At last, I began to consider my mind's disorder as sacred. I lay about idle, consumed by an oppressive fever: I envied the contentment of beasts – caterpillars, who represent the innocence of Limbo, moles, the sleep of virginity!
Mon caractère s'aigrissait. Je disais adieu au monde dans d'espèces de romances:
My mind turned sour.

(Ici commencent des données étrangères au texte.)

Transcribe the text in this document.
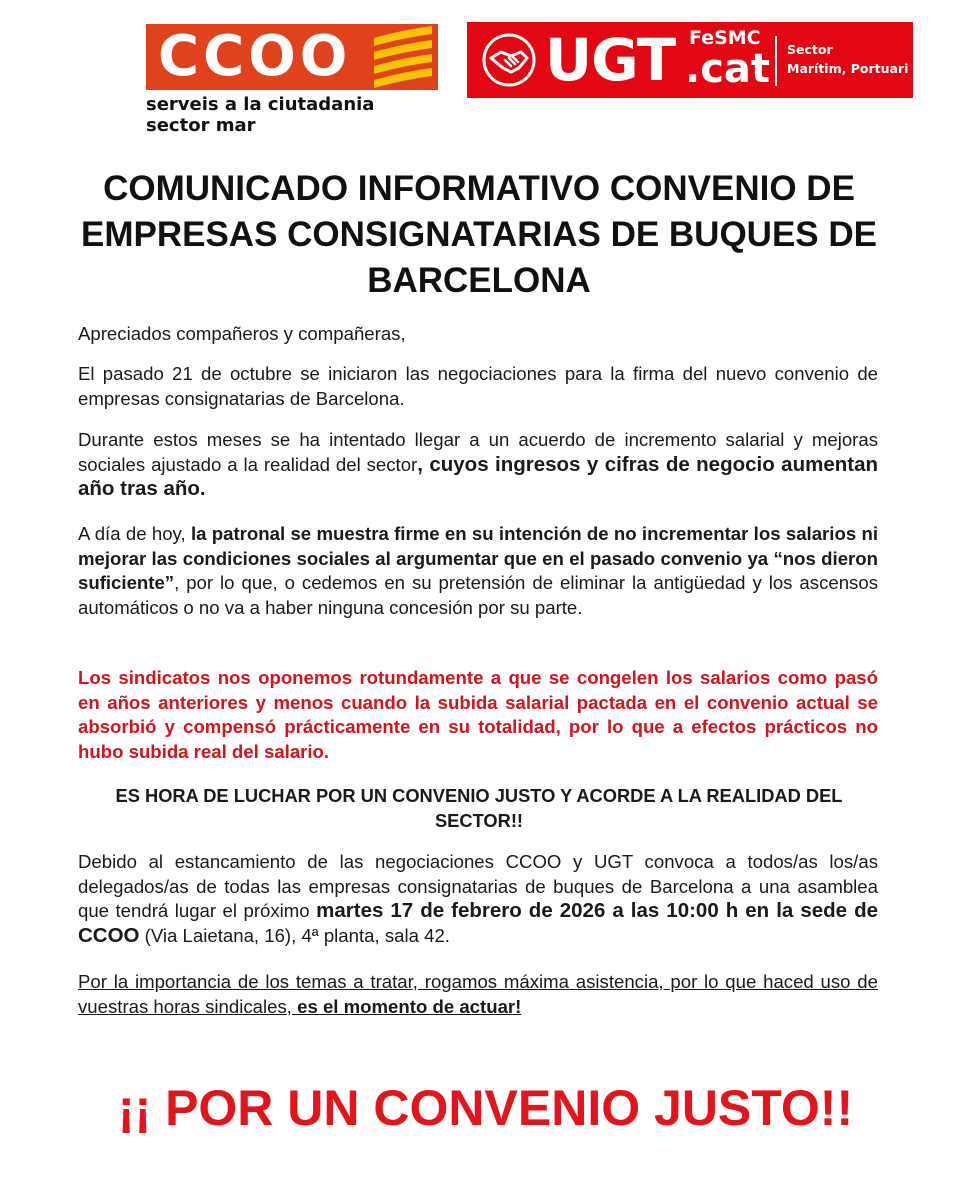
CCOO
serveis a la ciutadania
sector mar
UGT FeSMC
.cat Sector
Marítim, Portuari
COMUNICADO INFORMATIVO CONVENIO DE EMPRESAS CONSIGNATARIAS DE BUQUES DE BARCELONA

Apreciados compañeros y compañeras,

El pasado 21 de octubre se iniciaron las negociaciones para la firma del nuevo convenio de empresas consignatarias de Barcelona.

Durante estos meses se ha intentado llegar a un acuerdo de incremento salarial y mejoras sociales ajustado a la realidad del sector, cuyos ingresos y cifras de negocio aumentan año tras año.

A día de hoy, la patronal se muestra firme en su intención de no incrementar los salarios ni mejorar las condiciones sociales al argumentar que en el pasado convenio ya “nos dieron suficiente”, por lo que, o cedemos en su pretensión de eliminar la antigüedad y los ascensos automáticos o no va a haber ninguna concesión por su parte.

Los sindicatos nos oponemos rotundamente a que se congelen los salarios como pasó en años anteriores y menos cuando la subida salarial pactada en el convenio actual se absorbió y compensó prácticamente en su totalidad, por lo que a efectos prácticos no hubo subida real del salario.

ES HORA DE LUCHAR POR UN CONVENIO JUSTO Y ACORDE A LA REALIDAD DEL SECTOR!!

Debido al estancamiento de las negociaciones CCOO y UGT convoca a todos/as los/as delegados/as de todas las empresas consignatarias de buques de Barcelona a una asamblea que tendrá lugar el próximo martes 17 de febrero de 2026 a las 10:00 h en la sede de CCOO (Via Laietana, 16), 4ª planta, sala 42.

Por la importancia de los temas a tratar, rogamos máxima asistencia, por lo que haced uso de vuestras horas sindicales, es el momento de actuar!

¡¡ POR UN CONVENIO JUSTO!!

I bid farewell to the world in various ballads:
CHANSON DE LA PLUS HAUTE TOUR
Qu'il vienne, qu'il vienne,
Le temps dont on s'éprenne.
J'ai tant fait patience
Qu'à jamais j'oublie.
Craintes et souffrances
Aux cieux sont parties.
Et la soif malsaine
Obscurcit mes veines.
Qu'il vienne, qu'il vienne,
Le temps dont on s'éprenne.
Telle la prairie
À l'oubli livrée,
Grandie, et fleurie
D'encens et d'ivraies,
Au bourdon farouche
Des sales mouches.
Qu'il vienne, qu'il vienne,
Le temps dont on s'éprenne.
SONG OF THE HIGHEST TOWER
Let it come, let it come,
The day when we love as one.
I have waited so long
That at length I forget.
Fears and sufferings
Have flown up to heaven.
And sick thirst
Darkens my veins.
Let it come, let it come,
The day when we love as one.
As the meadow
Freed by neglect,
Overgrown and flowering
With incense and weeds,
And the fierce drone
Of dusty flies.
Let it come, let it come,
The day when we love as one.
J'aimai le désert, les vergers brûlés, les boutiques fanées, les boissons tiédies. Je me traînais dans les ruelles puantes et, les yeux fermés, je m'offrais au soleil, dieu de feu.
I loved the wilderness, burnt orchards; tired old shops, lukewarm drinks. I would drag myself through stinking alleys and, eyes closed, offer myself to the sun, god of fire.
"Général, s'il reste un vieux canon sur tes remparts en ruines, bombarde-nous avec des blocs de terre sèche. Aux glaces des magasins splendides! dans les salons! Fais manger sa poussière à la ville. Oxyde les gargouilles. Emplis les boudoirs de poudre de rubis brûlante..."
“General, if there’s an old cannon left on your ruined ramparts, bombard us with clods of dried-up earth. Fire on the windows of splendid shops! Into the salons! Make the city swallow its own dust. Turn the gargoyles to rust. Fill the boudoirs with powder of burning rubies...”
Oh! le moucheron enivré à la pissotière de l'auberge, amoureux de la bourrache, et que dissout un rayon!
Oh! the drunken gnat in the pub urinal, in love with rotting weeds, and obliterated by a beam!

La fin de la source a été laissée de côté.